Regarding the life and death of Ritz, there is still a lot of strange, mysterious, and there is enough room for speculation, which is caused by the lack of biographical information about him. Perhaps one day some Sherlock Holmes (he often commemorated the case of poisoning in Montpellier) would solve all these riddles and uncover why Ritz died so suddenly and strangely, why he was so hastily forgotten, hiding the fact of his study and communication with Einstein. Perhaps the key to this riddle is the suicide of P. Ehrenfest, who talked with Ritz a lot and often accompanied him on trips (for example, Ehrenfest defended Ritz’s theory after his death, Einstein hinted that Ehrenfest’s suicide was in conflict of conscience with scientific interests, conflict old and new theories. Considering this and the fact that Ehrenfest was the closest friend and associate of Einstein and A. Joffe, who visited the Ritz just before his death, it can be assumed that the situation of “Mozart and Salieri” was repeated. This could be considered as the passage to Einstein of the professorship of Ritz during his illness and death, as well as a hint by Einstein to relatives and friends in February-April 1909 that something was about to happen, and then in the autumn of this year he would be professors ensured that really came true.

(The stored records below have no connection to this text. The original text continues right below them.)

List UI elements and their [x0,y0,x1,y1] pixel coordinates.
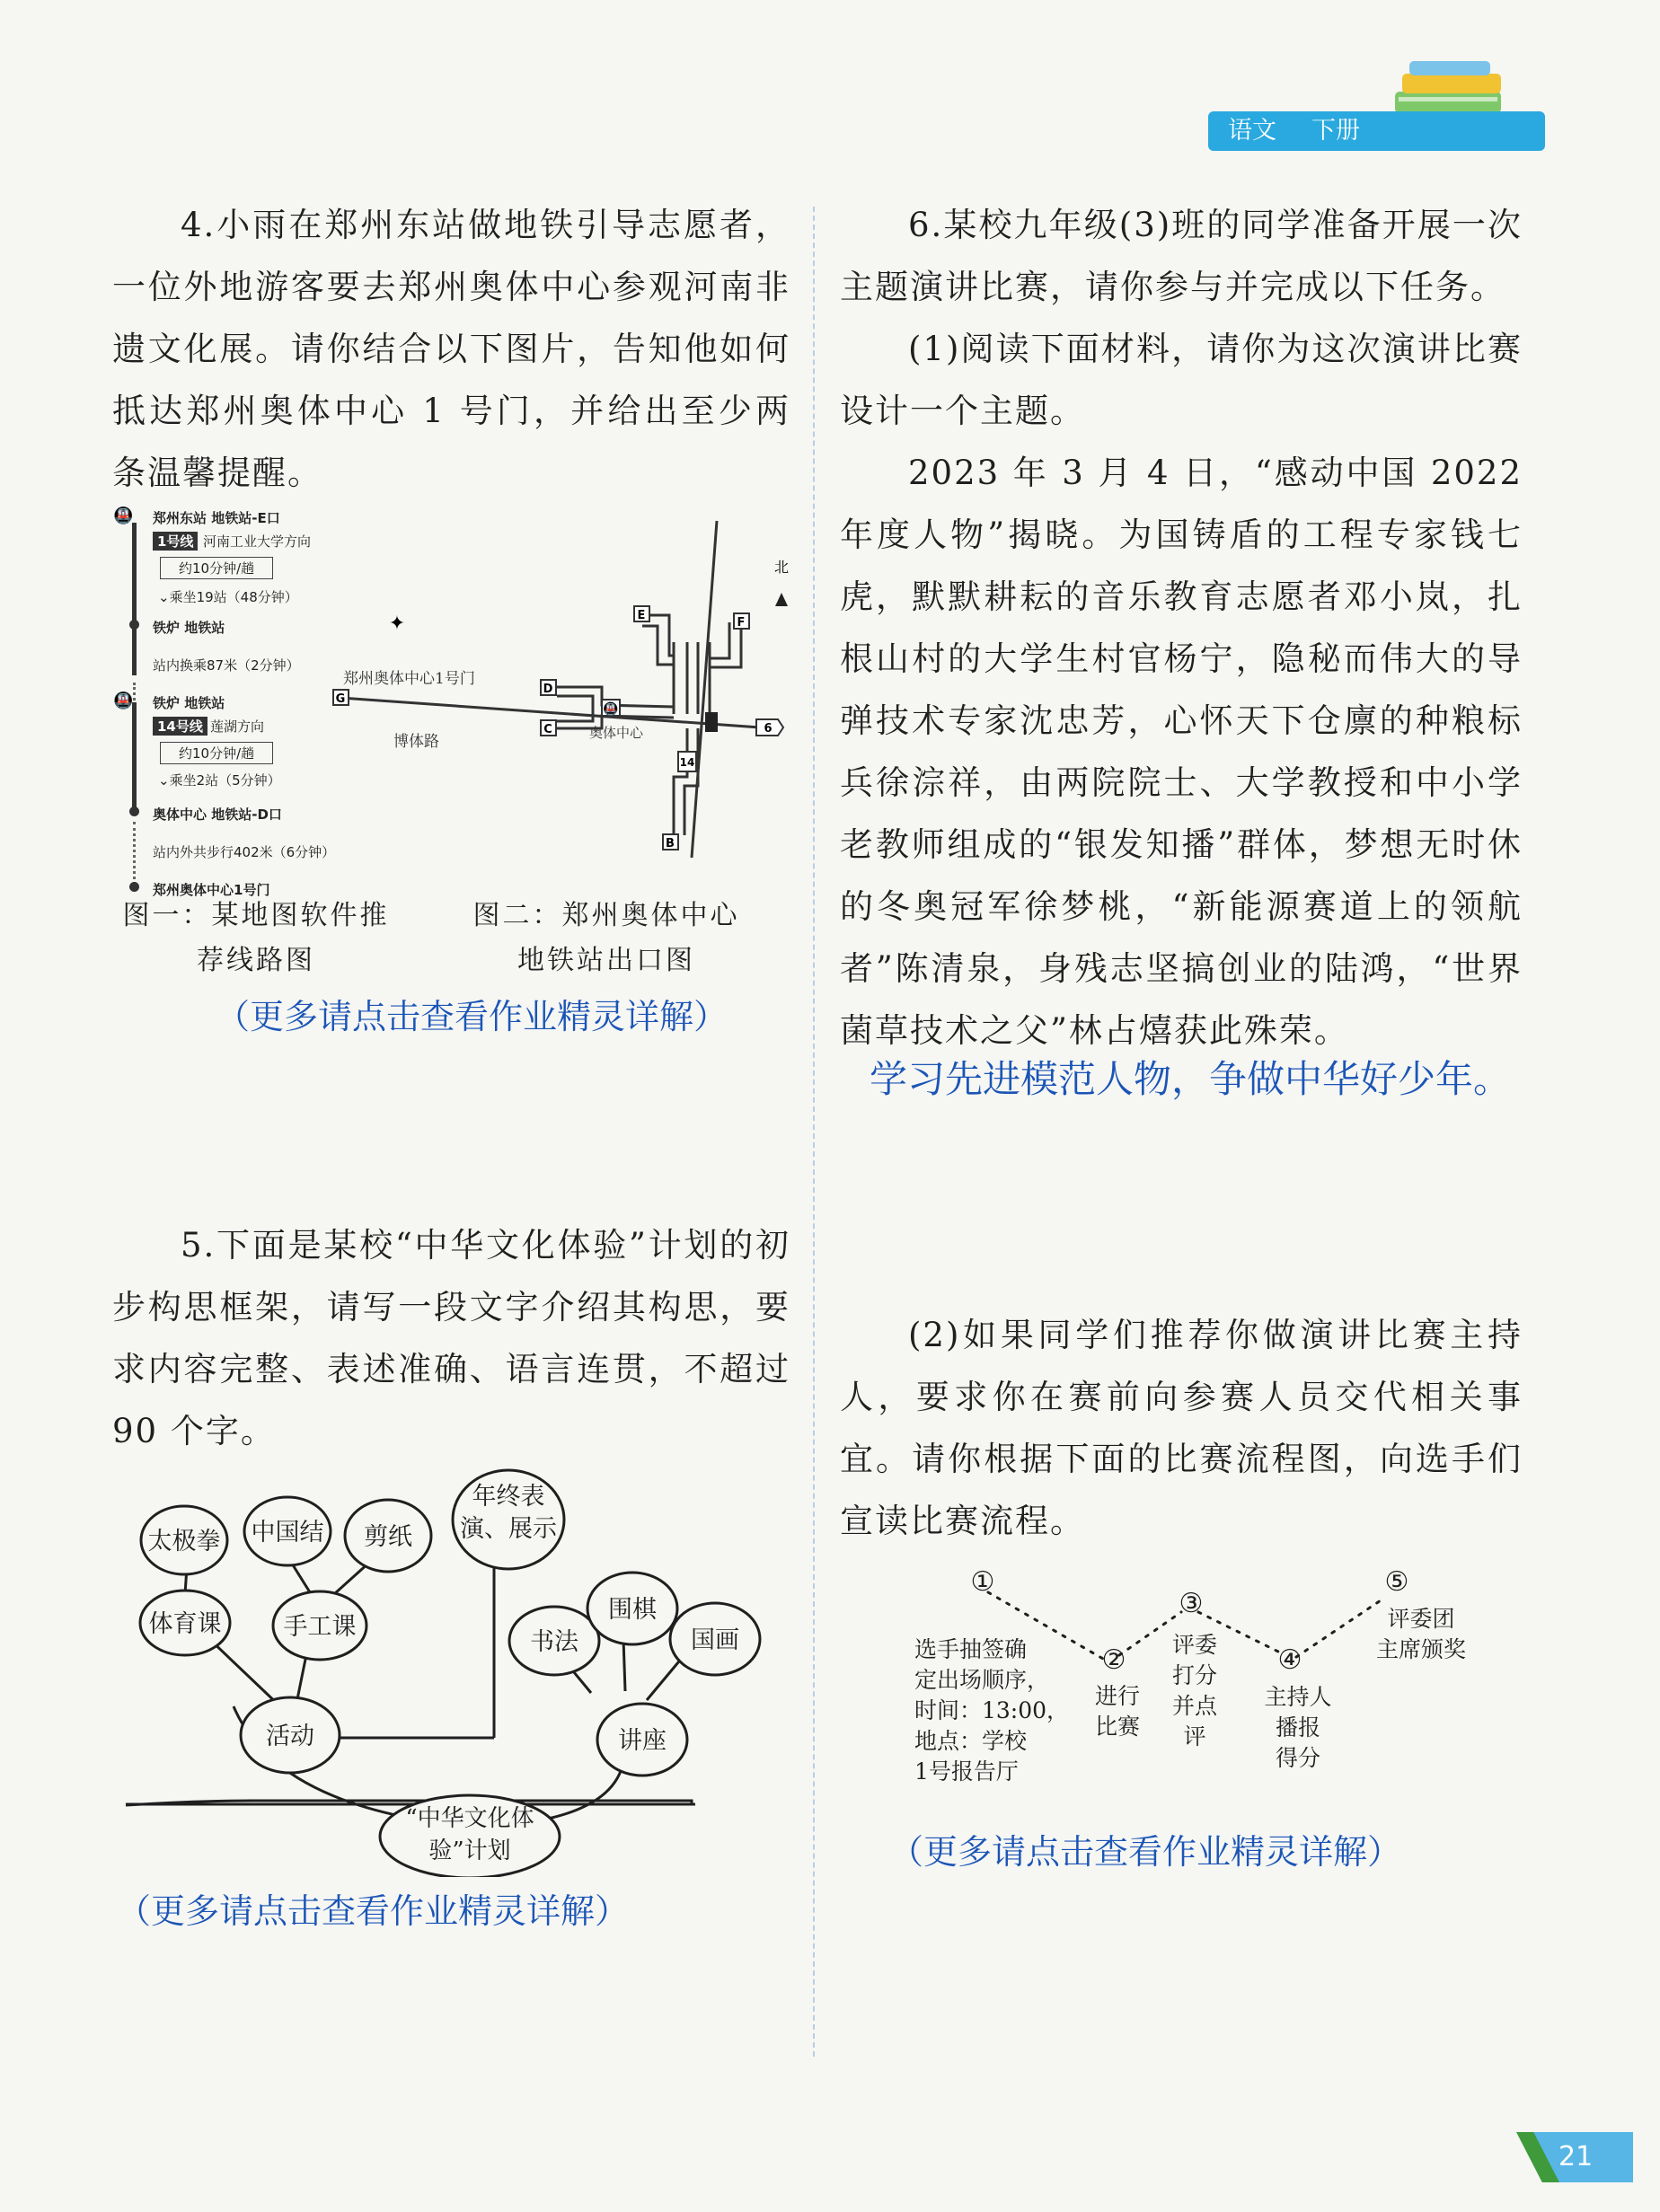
exit-f: F [737,616,746,630]
stop-dot [129,620,139,630]
gate-label: 郑州奥体中心1号门 [343,670,475,688]
train-icon: 🚇 [113,692,134,710]
node-guohua: 国画 [691,1626,739,1654]
culture-tree-diagram [117,1468,773,1877]
line-14-label: 14 [679,756,695,769]
q6-material: 2023 年 3 月 4 日，“感动中国 2022 年度人物”揭晓。为国铸盾的工程专家钱七虎，默默耕耘的音乐教育志愿者邓小岚，扎根山村的大学生村官杨宁，隐秘而伟大的导弹技术专家沈忠芳，心怀天下仓廪的种粮标兵徐淙祥，由两院院士、大学教授和中小学老教师组成的“银发知播”群体，梦想无时休的冬奥冠军徐梦桃，“新能源赛道上的领航者”陈清泉，身残志坚搞创业的陆鸿，“世界菌草技术之父”林占熺获此殊荣。 [840,454,1523,1050]
exit-e: E [637,609,646,622]
contest-flowchart [898,1558,1545,1819]
node-shufa: 书法 [530,1628,578,1656]
station-label: 奥体中心 [589,725,644,741]
line14-ride: ⌄乘坐2站（5分钟） [158,772,281,789]
line1-badge: 1号线 [153,532,198,551]
fig2-caption: 图二：郑州奥体中心地铁站出口图 [472,900,740,976]
exit-c: C [543,723,552,736]
exit-d: D [543,683,553,696]
line1-ride: ⌄乘坐19站（48分钟） [158,589,298,605]
north-arrow-icon [775,593,788,606]
step-1-line: 1号报告厅 [914,1758,1019,1785]
route-dotted [133,683,136,701]
step-5-line: 主席颁奖 [1375,1636,1467,1662]
node-weiqi: 围棋 [608,1596,657,1624]
page-number: 21 [1558,2141,1594,2172]
step-3-number: ③ [1179,1588,1204,1619]
transfer-info: 站内换乘87米（2分钟） [153,657,300,674]
q5-detail-link[interactable]: （更多请点击查看作业精灵详解） [117,1891,630,1931]
column-divider [813,207,815,2057]
node-shougong: 手工课 [283,1613,357,1641]
line1-direction: 河南工业大学方向 [203,533,312,550]
line1-ride-text: 乘坐19站（48分钟） [169,589,298,605]
step-3-line: 并点 [1171,1693,1218,1719]
step-4-number: ④ [1277,1644,1302,1676]
node-jiangzuo: 讲座 [618,1727,667,1755]
node-jianzhi: 剪纸 [364,1523,412,1551]
step-2-line: 比赛 [1094,1714,1141,1740]
train-icon: 🚇 [113,507,134,525]
line14-ride-text: 乘坐2站（5分钟） [169,772,281,789]
stop-dot [129,806,139,816]
q6-detail-link[interactable]: （更多请点击查看作业精灵详解） [889,1832,1402,1872]
stop-tielu-2: 铁炉 地铁站 [153,695,225,711]
walk-info: 站内外共步行402米（6分钟） [153,844,336,860]
line14-direction: 莲湖方向 [210,718,265,735]
q5-text: 5.下面是某校“中华文化体验”计划的初步构思框架，请写一段文字介绍其构思，要求内容完整、表述准确、语言连贯，不超过 90 个字。 [112,1226,790,1450]
node-zhongguojie: 中国结 [251,1519,324,1547]
step-4-line: 得分 [1275,1745,1321,1771]
fig1-caption: 图一：某地图软件推荐线路图 [122,900,390,976]
route-line [132,702,137,815]
station-icon: 🚇 [603,702,619,717]
step-3-line: 评 [1183,1723,1206,1749]
line-6-label: 6 [764,722,773,736]
stop-east: 郑州东站 地铁站-E口 [153,510,280,526]
step-5-number: ⑤ [1384,1566,1409,1598]
subject-label: 语文 [1228,117,1276,145]
stop-aoti: 奥体中心 地铁站-D口 [153,806,282,823]
north-label: 北 [773,559,790,576]
route-line [132,523,137,675]
node-taiji: 太极拳 [147,1528,221,1555]
q6-intro: 6.某校九年级(3)班的同学准备开展一次主题演讲比赛，请你参与并完成以下任务。 [840,206,1523,306]
route-dotted [133,822,136,885]
node-root: “中华文化体验”计划 [405,1805,534,1864]
exit-map [332,516,799,867]
exit-b: B [666,837,675,850]
line1-frequency: 约10分钟/趟 [160,557,273,579]
node-tiyu: 体育课 [148,1610,222,1638]
stop-tielu-1: 铁炉 地铁站 [153,620,225,636]
step-4-line: 播报 [1275,1714,1321,1741]
stop-dot [129,882,139,892]
node-nianzhong: 年终表演、展示 [460,1483,557,1543]
step-1-line: 时间：13:00， [914,1697,1070,1723]
exit-g: G [335,692,346,706]
volume-label: 下册 [1311,117,1360,145]
step-1-line: 选手抽签确 [914,1636,1028,1662]
line14-badge: 14号线 [153,717,208,736]
q6-answer1: 学习先进模范人物，争做中华好少年。 [870,1057,1512,1101]
q6-sub1: (1)阅读下面材料，请你为这次演讲比赛设计一个主题。 [840,330,1523,430]
step-2-number: ② [1101,1644,1126,1676]
stop-gate1: 郑州奥体中心1号门 [153,882,270,898]
q6-sub2: (2)如果同学们推荐你做演讲比赛主持人，要求你在赛前向参赛人员交代相关事宜。请你根据下面的比赛流程图，向选手们宣读比赛流程。 [840,1316,1523,1540]
road-label: 博体路 [393,733,439,751]
step-3-line: 评委 [1171,1632,1218,1658]
step-2-line: 进行 [1094,1683,1141,1709]
step-3-line: 打分 [1171,1662,1218,1688]
line14-frequency: 约10分钟/趟 [160,742,273,764]
q4-text: 4.小雨在郑州东站做地铁引导志愿者，一位外地游客要去郑州奥体中心参观河南非遗文化展。请你结合以下图片，告知他如何抵达郑州奥体中心 1 号门，并给出至少两条温馨提醒。 [112,206,790,492]
step-1-line: 地点：学校 [914,1728,1028,1754]
step-1-line: 定出场顺序， [914,1667,1050,1693]
q4-detail-link[interactable]: （更多请点击查看作业精灵详解） [216,997,728,1036]
node-huodong: 活动 [266,1723,314,1750]
step-4-line: 主持人 [1264,1684,1332,1710]
step-1-number: ① [970,1566,995,1598]
page-header [1208,61,1545,154]
step-5-line: 评委团 [1387,1606,1455,1632]
star-icon: ✦ [388,612,406,635]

Ritz's life was a flash of a supernova, in a short moment radiating an unprecedented power, a mountain of light, only a century later fully come down to us. It was a super-bright light of knowledge, which, shining to others, burned itself. Feeling the closeness of death and knowing that he could not use the results of his labors and gain recognition, Ritz still spent the rest of his time and energy not on rest, treatment and serene enjoyment of the last days of life, but on bringing to him the great managed to know. That is why, despite his poor state of health, it was for the last 1908 – 1909's. life had a pronounced peak of Ritz’s scientific activity. He saw a negative trend in the development of physics, he knew that much more could be corrected, and, fearing being late, he gave it his all, finally undermining his health and paying for his life with the publication of new luminous ideas. So Ritz almost repeated the path of Copernicus, who died immediately after the publication of his revolutionary book.
Ritz’s theory remains largely incomplete: Ritz’s true fighter and martyr of science died untimely in the 31 year, fighting for the idea and barely starting to publish his revolutionary works. The ideas of Ritz, this knight of science, remained unrecognized and forgotten throughout the century. However, the "scientists" who imposed on us medieval mysticism of the theory of relativity and quantum mechanics, forgot that you can kill a person, but not an idea. So, when the forces of darkness killed other similar to the Ritz, the true revolutionary fighters - Giordano Bruno and Che Guevara, - their ideas not only remained to live, but also won.
An example of this is the outstanding discovery of scientists Tamra Sohno and Viktor Kurashov _ (11 minute video) based on the theory of Walter Ritz _ (11 minute video) Geneva 21 June 2016, providing opportunities for humanity that are now even impossible to fully grasp.